| I am attempting to download <https://playground.arduino.cc> (not all of it, but
to keep the site folder structure short I will use this as the example). I
have the default Limits on depth (infinite for the example site and zero for
external sites), but I know there are links within the chosen site to
www.arduino.cc/en/Reference/ which I also wish to grab. Given this, I add the
following scan rules (plus some other but not relevant to discussion):
+*www.arduino.cc/en/Reference/*
-*/Es/*
-*/Bulgarian/*
-*/Catala/*
-*/Deutsch/*
-*/French/*
-*/Italiano/*
-*/Portugues/*
-*/Russian/*
-*/Chinese/*
-*/Francais/*
The majority of these rules are to exclude foreign language copies of all
mirrored links.
So HTTrack arrives at the folder <https://playground.arduino.cc/XYZ> in which is
a link to www.arduino.cc/en/Reference/ABC. According to the scan rules HTTrack
should mirror this new folder. Also, this folder contains links to other pages
such as www.arduino.cc/en/Reference/GHI.
My question is: Once HTTrack get to the page www.arduino.cc/en/Reference/ABC,
what mirroring depth applies? (my answer: potentially infinite)
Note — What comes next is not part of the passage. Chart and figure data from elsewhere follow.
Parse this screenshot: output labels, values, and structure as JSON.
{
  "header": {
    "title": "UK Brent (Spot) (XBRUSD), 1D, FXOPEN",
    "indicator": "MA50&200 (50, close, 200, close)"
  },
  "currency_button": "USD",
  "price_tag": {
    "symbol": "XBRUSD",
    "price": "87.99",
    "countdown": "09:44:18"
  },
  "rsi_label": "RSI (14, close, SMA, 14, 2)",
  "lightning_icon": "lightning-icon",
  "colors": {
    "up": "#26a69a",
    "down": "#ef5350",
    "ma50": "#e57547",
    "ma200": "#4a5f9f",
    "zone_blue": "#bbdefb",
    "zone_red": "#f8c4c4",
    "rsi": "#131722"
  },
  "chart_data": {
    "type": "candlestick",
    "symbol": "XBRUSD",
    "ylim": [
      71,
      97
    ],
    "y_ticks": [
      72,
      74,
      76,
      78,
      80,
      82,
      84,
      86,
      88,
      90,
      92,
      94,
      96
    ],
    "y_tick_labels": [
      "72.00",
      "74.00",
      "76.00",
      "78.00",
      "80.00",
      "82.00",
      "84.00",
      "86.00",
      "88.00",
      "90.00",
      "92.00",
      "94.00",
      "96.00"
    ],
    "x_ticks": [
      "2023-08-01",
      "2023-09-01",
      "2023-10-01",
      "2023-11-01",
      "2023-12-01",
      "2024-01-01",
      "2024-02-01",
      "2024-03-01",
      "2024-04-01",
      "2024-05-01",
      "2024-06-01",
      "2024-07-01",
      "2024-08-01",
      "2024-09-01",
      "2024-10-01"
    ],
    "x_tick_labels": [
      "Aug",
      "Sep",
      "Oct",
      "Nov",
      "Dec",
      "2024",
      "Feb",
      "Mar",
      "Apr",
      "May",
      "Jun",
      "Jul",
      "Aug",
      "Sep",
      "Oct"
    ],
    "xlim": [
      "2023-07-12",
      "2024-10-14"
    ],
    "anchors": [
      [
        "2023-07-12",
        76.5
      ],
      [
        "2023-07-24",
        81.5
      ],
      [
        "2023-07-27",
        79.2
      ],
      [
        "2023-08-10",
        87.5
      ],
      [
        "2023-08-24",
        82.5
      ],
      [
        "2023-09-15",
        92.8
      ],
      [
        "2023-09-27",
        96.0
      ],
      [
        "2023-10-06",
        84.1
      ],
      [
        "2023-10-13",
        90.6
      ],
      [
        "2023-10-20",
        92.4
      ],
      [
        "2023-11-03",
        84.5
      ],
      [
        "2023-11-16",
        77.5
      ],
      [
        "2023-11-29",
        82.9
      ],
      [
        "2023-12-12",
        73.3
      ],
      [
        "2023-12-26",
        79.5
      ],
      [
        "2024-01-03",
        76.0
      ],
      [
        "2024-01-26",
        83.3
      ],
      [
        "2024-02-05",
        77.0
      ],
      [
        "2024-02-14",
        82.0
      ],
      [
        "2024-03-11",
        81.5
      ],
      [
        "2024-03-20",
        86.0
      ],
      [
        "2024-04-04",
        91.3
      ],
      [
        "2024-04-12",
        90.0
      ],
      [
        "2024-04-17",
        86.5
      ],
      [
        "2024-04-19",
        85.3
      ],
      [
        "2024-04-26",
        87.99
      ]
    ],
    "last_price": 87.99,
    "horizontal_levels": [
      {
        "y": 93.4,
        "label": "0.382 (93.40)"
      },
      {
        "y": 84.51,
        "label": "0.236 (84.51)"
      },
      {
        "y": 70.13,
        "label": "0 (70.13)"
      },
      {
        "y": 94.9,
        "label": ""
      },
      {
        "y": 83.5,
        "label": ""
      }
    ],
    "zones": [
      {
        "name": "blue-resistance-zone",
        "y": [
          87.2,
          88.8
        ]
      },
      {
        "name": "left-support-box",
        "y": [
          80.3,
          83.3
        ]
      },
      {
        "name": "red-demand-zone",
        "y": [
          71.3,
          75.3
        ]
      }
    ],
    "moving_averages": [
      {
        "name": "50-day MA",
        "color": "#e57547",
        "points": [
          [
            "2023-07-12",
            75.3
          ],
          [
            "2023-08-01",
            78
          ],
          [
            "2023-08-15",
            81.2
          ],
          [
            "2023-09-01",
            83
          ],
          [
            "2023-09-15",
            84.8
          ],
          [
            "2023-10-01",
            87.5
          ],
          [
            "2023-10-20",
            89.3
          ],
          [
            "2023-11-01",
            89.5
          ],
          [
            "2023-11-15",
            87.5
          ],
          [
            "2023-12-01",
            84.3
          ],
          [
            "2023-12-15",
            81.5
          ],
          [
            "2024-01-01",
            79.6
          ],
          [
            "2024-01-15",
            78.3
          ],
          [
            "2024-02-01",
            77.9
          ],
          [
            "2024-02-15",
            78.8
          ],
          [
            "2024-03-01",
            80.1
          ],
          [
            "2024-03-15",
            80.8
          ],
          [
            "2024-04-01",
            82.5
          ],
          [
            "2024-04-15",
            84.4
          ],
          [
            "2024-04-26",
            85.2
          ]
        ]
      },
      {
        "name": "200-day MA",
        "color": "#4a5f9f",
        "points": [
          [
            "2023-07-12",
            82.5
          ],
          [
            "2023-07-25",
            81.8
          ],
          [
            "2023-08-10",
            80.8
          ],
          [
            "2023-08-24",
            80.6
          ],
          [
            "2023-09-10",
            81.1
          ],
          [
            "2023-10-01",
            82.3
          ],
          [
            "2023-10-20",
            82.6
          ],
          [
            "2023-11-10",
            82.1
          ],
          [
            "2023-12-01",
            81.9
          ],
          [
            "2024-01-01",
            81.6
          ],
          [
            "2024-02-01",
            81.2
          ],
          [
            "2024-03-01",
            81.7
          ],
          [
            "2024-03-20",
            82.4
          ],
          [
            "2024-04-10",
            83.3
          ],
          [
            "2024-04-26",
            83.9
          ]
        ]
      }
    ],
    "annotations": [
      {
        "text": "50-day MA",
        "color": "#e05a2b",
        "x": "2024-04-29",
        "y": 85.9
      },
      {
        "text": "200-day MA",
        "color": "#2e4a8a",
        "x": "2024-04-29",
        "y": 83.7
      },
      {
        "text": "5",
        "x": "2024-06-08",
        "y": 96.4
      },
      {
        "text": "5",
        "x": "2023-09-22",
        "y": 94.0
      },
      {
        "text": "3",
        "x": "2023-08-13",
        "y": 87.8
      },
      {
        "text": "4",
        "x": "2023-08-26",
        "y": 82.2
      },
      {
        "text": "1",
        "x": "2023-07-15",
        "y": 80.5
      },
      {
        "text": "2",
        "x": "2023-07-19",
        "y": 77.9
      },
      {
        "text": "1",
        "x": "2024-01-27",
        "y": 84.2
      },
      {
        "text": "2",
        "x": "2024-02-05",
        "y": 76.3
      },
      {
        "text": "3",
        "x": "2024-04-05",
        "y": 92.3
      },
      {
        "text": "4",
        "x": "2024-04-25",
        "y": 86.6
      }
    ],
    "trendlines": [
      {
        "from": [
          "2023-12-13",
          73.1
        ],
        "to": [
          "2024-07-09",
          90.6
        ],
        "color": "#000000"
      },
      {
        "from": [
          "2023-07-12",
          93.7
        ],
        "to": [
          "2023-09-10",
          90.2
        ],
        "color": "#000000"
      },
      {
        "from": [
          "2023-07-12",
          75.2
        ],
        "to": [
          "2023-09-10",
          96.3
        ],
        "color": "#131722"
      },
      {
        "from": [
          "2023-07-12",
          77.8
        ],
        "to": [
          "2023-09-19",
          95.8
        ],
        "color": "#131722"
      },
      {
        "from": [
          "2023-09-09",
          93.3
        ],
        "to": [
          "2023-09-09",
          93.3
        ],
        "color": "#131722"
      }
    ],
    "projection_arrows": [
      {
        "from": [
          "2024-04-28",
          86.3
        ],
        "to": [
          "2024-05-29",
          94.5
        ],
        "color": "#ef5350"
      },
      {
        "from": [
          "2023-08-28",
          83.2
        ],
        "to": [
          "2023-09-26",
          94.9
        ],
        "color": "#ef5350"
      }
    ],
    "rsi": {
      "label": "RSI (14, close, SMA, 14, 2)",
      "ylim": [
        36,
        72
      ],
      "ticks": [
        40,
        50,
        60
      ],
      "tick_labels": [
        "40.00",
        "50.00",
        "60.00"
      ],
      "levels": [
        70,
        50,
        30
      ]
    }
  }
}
Shortening the site to the final folder, would HTTrack mirror ABC than go on
to mirror GHI? (my answer: Yes)
What if GHI contained more links to other folders at
www.arduino.cc/en/Reference, would these also be mirrored (we are now at depth
3)? (my answer: yes)
Finally, if ABC (or GHI) contained a link back to www.arduino.cc/en/Reference,
would all of www.arduino.cc/en/Reference (and its associated folders and
sub-folders) be mirrored? This would be equivalent to including
www.arduino.cc/en/Reference in the list of Web Addresses (on page 2 of
WinHTTrack). (my answer: yes)
Thanks.
| |